Tours : une femme en garde à vue après le piratage de 3000 pass sanitaires à Angers

Sept "clients" d'un réseau de hackers ayant édité 2700 faux pass sanitaires en piratant une pharmacie d'Angers ont été placés en garde à vue, dont une Tourangelle le 23 septembre.

La police est toujours à pied d'oeuvre pour démanteler le réseau responsable de du piratage d'une officine pharmaceutique d'Angers en vue d'éditer des pass sanitaires frauduleux revendus à prix d'or.

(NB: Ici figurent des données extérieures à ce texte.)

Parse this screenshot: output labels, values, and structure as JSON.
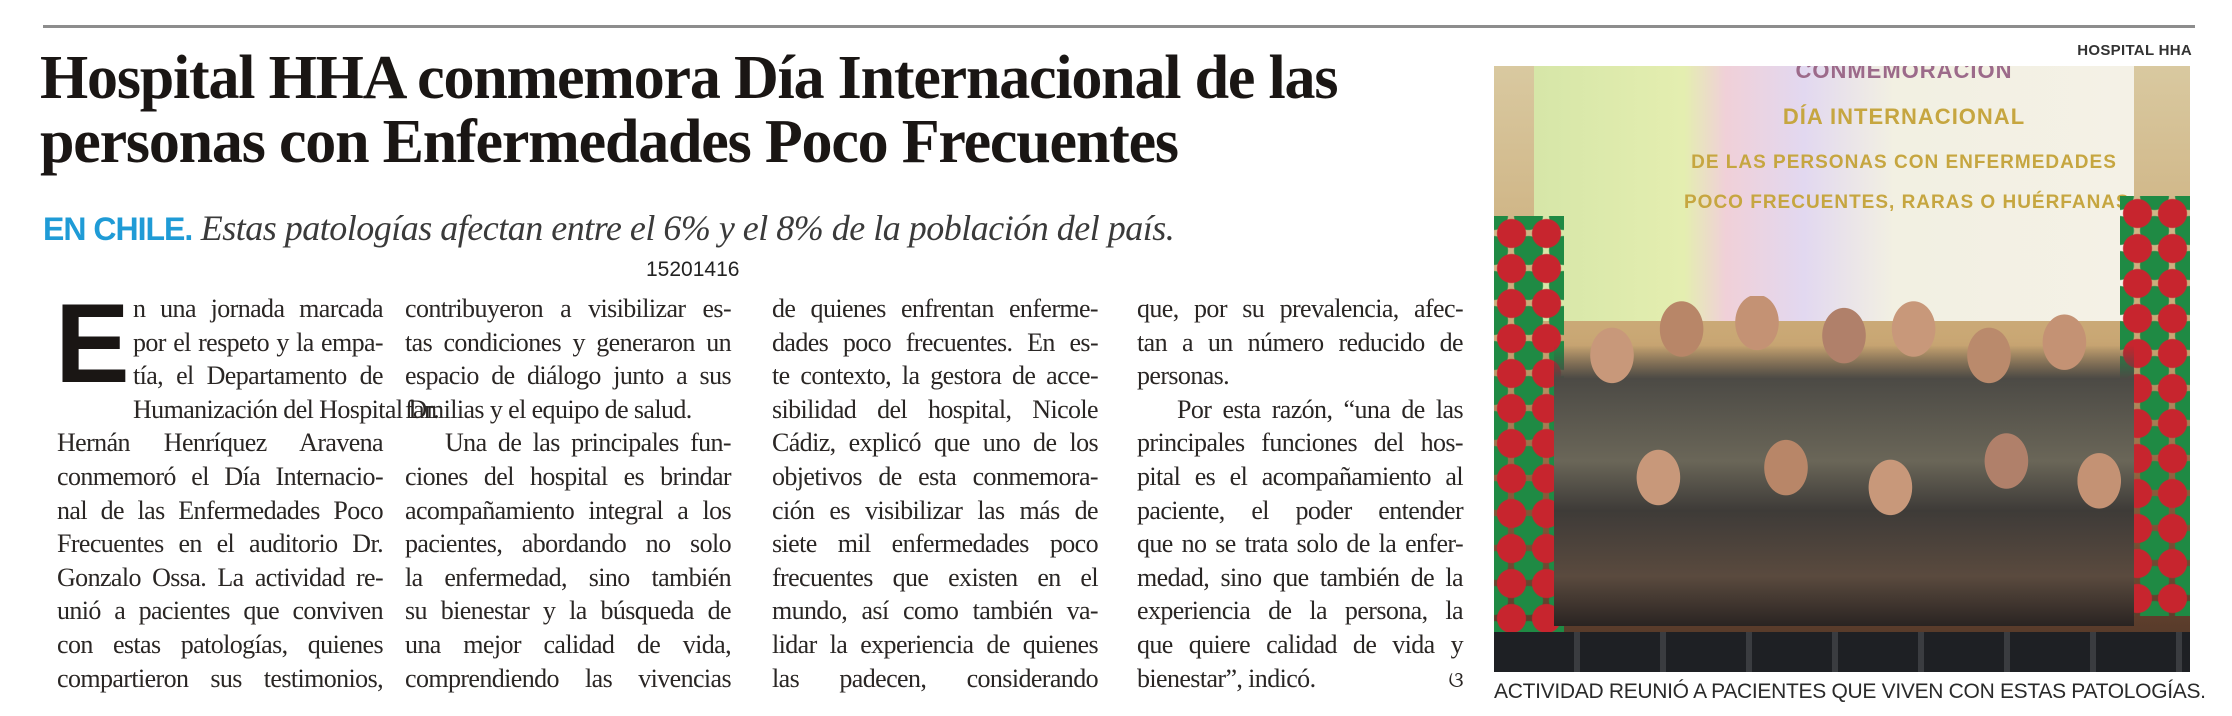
{
  "article": {
    "title": "Hospital HHA conmemora Día Internacional de las personas con Enfermedades Poco Frecuentes",
    "kicker": "EN CHILE.",
    "deck": " Estas patologías afectan entre el 6% y el 8% de la población del país.",
    "dropcap": "E",
    "columns": [
      {
        "lines": [
          {
            "t": "n una jornada marcada"
          },
          {
            "t": "por el respeto y la empa-"
          },
          {
            "t": "tía, el Departamento de"
          },
          {
            "t": "Humanización del Hospital Dr."
          },
          {
            "t": "Hernán Henríquez Aravena"
          },
          {
            "t": "conmemoró el Día Internacio-"
          },
          {
            "t": "nal de las Enfermedades Poco"
          },
          {
            "t": "Frecuentes en el auditorio Dr."
          },
          {
            "t": "Gonzalo Ossa. La actividad re-"
          },
          {
            "t": "unió a pacientes que conviven"
          },
          {
            "t": "con estas patologías, quienes"
          },
          {
            "t": "compartieron sus testimonios,"
          }
        ]
      },
      {
        "lines": [
          {
            "t": "contribuyeron a visibilizar es-"
          },
          {
            "t": "tas condiciones y generaron un"
          },
          {
            "t": "espacio de diálogo junto a sus"
          },
          {
            "t": "familias y el equipo de salud.",
            "last": true
          },
          {
            "t": "Una de las principales fun-",
            "indent": true
          },
          {
            "t": "ciones del hospital es brindar"
          },
          {
            "t": "acompañamiento integral a los"
          },
          {
            "t": "pacientes, abordando no solo"
          },
          {
            "t": "la enfermedad, sino también"
          },
          {
            "t": "su bienestar y la búsqueda de"
          },
          {
            "t": "una mejor calidad de vida,"
          },
          {
            "t": "comprendiendo las vivencias"
          }
        ]
      },
      {
        "lines": [
          {
            "t": "de quienes enfrentan enferme-"
          },
          {
            "t": "dades poco frecuentes. En es-"
          },
          {
            "t": "te contexto, la gestora de acce-"
          },
          {
            "t": "sibilidad del hospital, Nicole"
          },
          {
            "t": "Cádiz, explicó que uno de los"
          },
          {
            "t": "objetivos de esta conmemora-"
          },
          {
            "t": "ción es visibilizar las más de"
          },
          {
            "t": "siete mil enfermedades poco"
          },
          {
            "t": "frecuentes que existen en el"
          },
          {
            "t": "mundo, así como también va-"
          },
          {
            "t": "lidar la experiencia de quienes"
          },
          {
            "t": "las padecen, considerando"
          }
        ]
      },
      {
        "lines": [
          {
            "t": "que, por su prevalencia, afec-"
          },
          {
            "t": "tan a un número reducido de"
          },
          {
            "t": "personas.",
            "last": true
          },
          {
            "t": "Por esta razón, “una de las",
            "indent": true
          },
          {
            "t": "principales funciones del hos-"
          },
          {
            "t": "pital es el acompañamiento al"
          },
          {
            "t": "paciente, el poder entender"
          },
          {
            "t": "que no se trata solo de la enfer-"
          },
          {
            "t": "medad, sino que también de la"
          },
          {
            "t": "experiencia de la persona, la"
          },
          {
            "t": "que quiere calidad de vida y"
          },
          {
            "t": "bienestar”, indicó.",
            "last": true
          }
        ]
      }
    ],
    "end_mark": "ଓ",
    "page_number": "15201416"
  },
  "photo": {
    "credit": "HOSPITAL HHA",
    "banner_lines": [
      "CONMEMORACIÓN",
      "DÍA INTERNACIONAL",
      "DE LAS PERSONAS CON ENFERMEDADES",
      "POCO FRECUENTES, RARAS O HUÉRFANAS"
    ],
    "caption": "ACTIVIDAD REUNIÓ A PACIENTES QUE VIVEN CON ESTAS PATOLOGÍAS."
  },
  "colors": {
    "kicker": "#1f9bd6",
    "text": "#1c1a18",
    "rule": "#8d8d8d"
  }
}
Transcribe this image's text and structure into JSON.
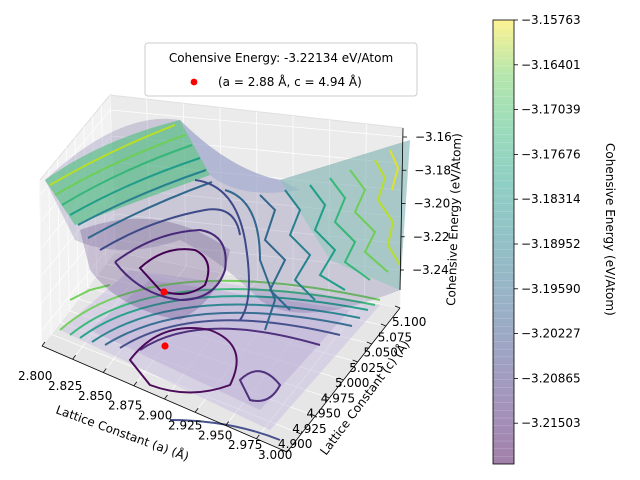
{
  "chart_data": {
    "type": "surface3d",
    "legend": {
      "title": "Cohensive Energy: -3.22134 eV/Atom",
      "entry": "(a = 2.88 Å, c = 4.94 Å)",
      "placement": "top-center",
      "marker_color": "#ff0000"
    },
    "minimum_point": {
      "a": 2.88,
      "c": 4.94,
      "energy": -3.22134
    },
    "xlabel": "Lattice Constant (a) (Å)",
    "ylabel": "Lattice Constant (c) (Å)",
    "zlabel": "Cohensive Energy (eV/Atom)",
    "xlim": [
      2.8,
      3.0
    ],
    "ylim": [
      4.9,
      5.1
    ],
    "zlim": [
      -3.25,
      -3.157
    ],
    "xticks": [
      "2.800",
      "2.825",
      "2.850",
      "2.875",
      "2.900",
      "2.925",
      "2.950",
      "2.975",
      "3.000"
    ],
    "yticks": [
      "4.900",
      "4.925",
      "4.950",
      "4.975",
      "5.000",
      "5.025",
      "5.050",
      "5.075",
      "5.100"
    ],
    "zticks": [
      "−3.16",
      "−3.18",
      "−3.20",
      "−3.22",
      "−3.24"
    ],
    "colorbar": {
      "label": "Cohensive Energy (eV/Atom)",
      "ticks": [
        "−3.15763",
        "−3.16401",
        "−3.17039",
        "−3.17676",
        "−3.18314",
        "−3.18952",
        "−3.19590",
        "−3.20227",
        "−3.20865",
        "−3.21503"
      ],
      "range": [
        -3.2182,
        -3.15763
      ],
      "colormap": "viridis"
    },
    "grid": true
  }
}
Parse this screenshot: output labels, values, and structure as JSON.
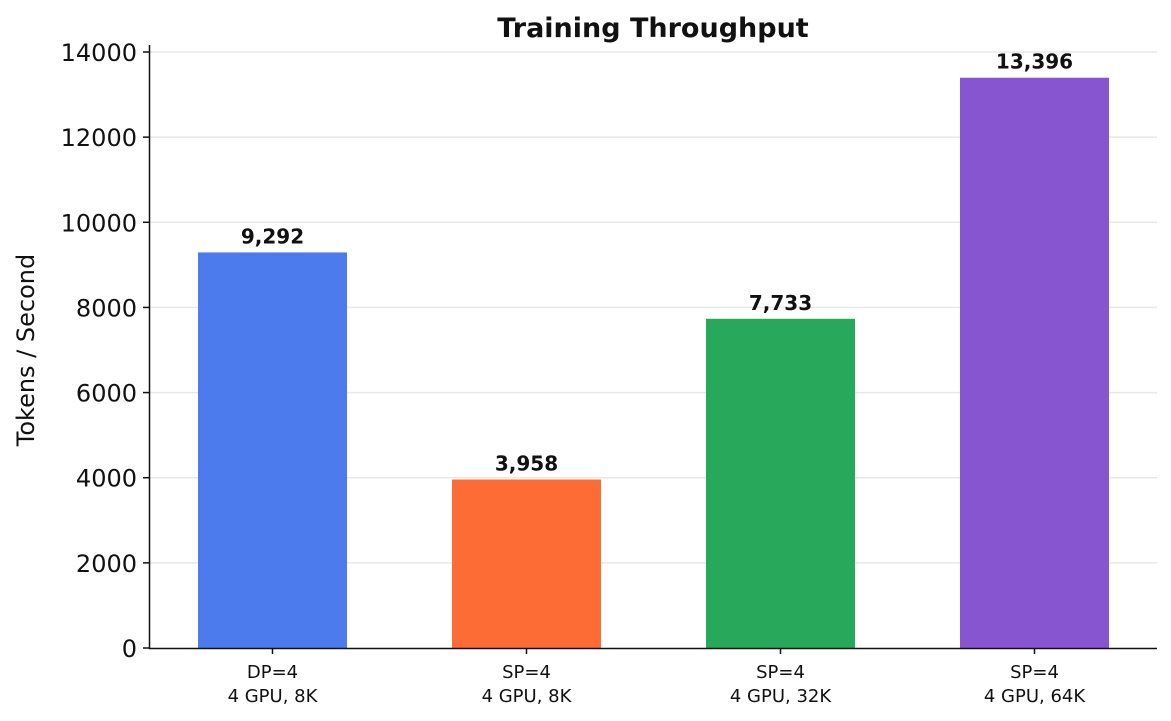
{
  "chart_data": {
    "type": "bar",
    "title": "Training Throughput",
    "xlabel": "",
    "ylabel": "Tokens / Second",
    "categories": [
      [
        "DP=4",
        "4 GPU, 8K"
      ],
      [
        "SP=4",
        "4 GPU, 8K"
      ],
      [
        "SP=4",
        "4 GPU, 32K"
      ],
      [
        "SP=4",
        "4 GPU, 64K"
      ]
    ],
    "values": [
      9292,
      3958,
      7733,
      13396
    ],
    "data_labels": [
      "9,292",
      "3,958",
      "7,733",
      "13,396"
    ],
    "colors": [
      "#4b7bec",
      "#fd6c35",
      "#27a85a",
      "#8855d0"
    ],
    "ylim": [
      0,
      14000
    ],
    "yticks": [
      "0",
      "2000",
      "4000",
      "6000",
      "8000",
      "10000",
      "12000",
      "14000"
    ],
    "grid": "horizontal",
    "legend": "none"
  }
}
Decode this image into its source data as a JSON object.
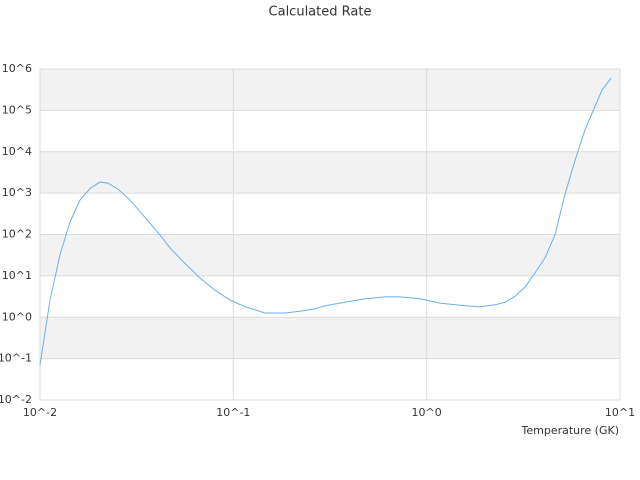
{
  "chart_data": {
    "type": "line",
    "title": "Calculated Rate",
    "x_label": "Temperature (GK)",
    "xlog": true,
    "ylog": true,
    "grid": true,
    "bands": true,
    "color": "#6aaee8",
    "x": [
      0.01,
      0.01127,
      0.01268,
      0.01429,
      0.0161,
      0.01816,
      0.0204,
      0.0225,
      0.0253,
      0.0292,
      0.0349,
      0.0418,
      0.0471,
      0.0562,
      0.0673,
      0.0804,
      0.0962,
      0.1148,
      0.146,
      0.185,
      0.221,
      0.264,
      0.298,
      0.378,
      0.48,
      0.61,
      0.728,
      0.925,
      1.17,
      1.58,
      1.89,
      2.26,
      2.55,
      2.86,
      3.23,
      3.64,
      4.09,
      4.61,
      5.2,
      5.86,
      6.59,
      8.07,
      8.99
    ],
    "values": [
      0.07,
      2.6,
      32,
      200,
      680,
      1300,
      1850,
      1750,
      1250,
      680,
      260,
      97,
      47,
      20,
      8.8,
      4.5,
      2.6,
      1.8,
      1.27,
      1.27,
      1.4,
      1.6,
      1.9,
      2.3,
      2.8,
      3.1,
      3.1,
      2.8,
      2.2,
      1.9,
      1.8,
      2.0,
      2.3,
      3.2,
      5.4,
      12,
      27,
      98,
      960,
      6300,
      34000,
      310000,
      600000
    ],
    "xlim": [
      0.01,
      10
    ],
    "ylim": [
      0.01,
      1000000
    ],
    "xticks": [
      {
        "value": 0.01,
        "label": "10^-2"
      },
      {
        "value": 0.1,
        "label": "10^-1"
      },
      {
        "value": 1,
        "label": "10^0"
      },
      {
        "value": 10,
        "label": "10^1"
      }
    ],
    "yticks": [
      {
        "value": 0.01,
        "label": "10^-2"
      },
      {
        "value": 0.1,
        "label": "10^-1"
      },
      {
        "value": 1,
        "label": "10^0"
      },
      {
        "value": 10,
        "label": "10^1"
      },
      {
        "value": 100,
        "label": "10^2"
      },
      {
        "value": 1000,
        "label": "10^3"
      },
      {
        "value": 10000,
        "label": "10^4"
      },
      {
        "value": 100000,
        "label": "10^5"
      },
      {
        "value": 1000000,
        "label": "10^6"
      }
    ]
  }
}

Une fraude nationale dont l'ampleur reste à déterminer

Fin août, le directeur d'une pharmacie angevine se rend compte qu'une fraude importante touche son établissement. Près de 3 000 passes sanitaires auraient ainsi été édités frauduleusement à partir de son compte entre le 20 et 30 août "alors que nous tournons à dix vaccinations par jour", explique le pharmacien à nos confrères de Ouest-France. Les enquêteurs suspectent une fraude à l'échelle nationale.

A partir de cet accès, les pirates peuvent en effet créer une véritable source d'approvisionnement pour les personnes désirant un pass sans se faire vacciner ni dépister. Pour quelques centaines d'euros, une copie de la carte d'identité et de la carte vitale, vous voilà avec un "vrai" pass sanitaire... enfin, jusqu'à ce que la supercherie éclate.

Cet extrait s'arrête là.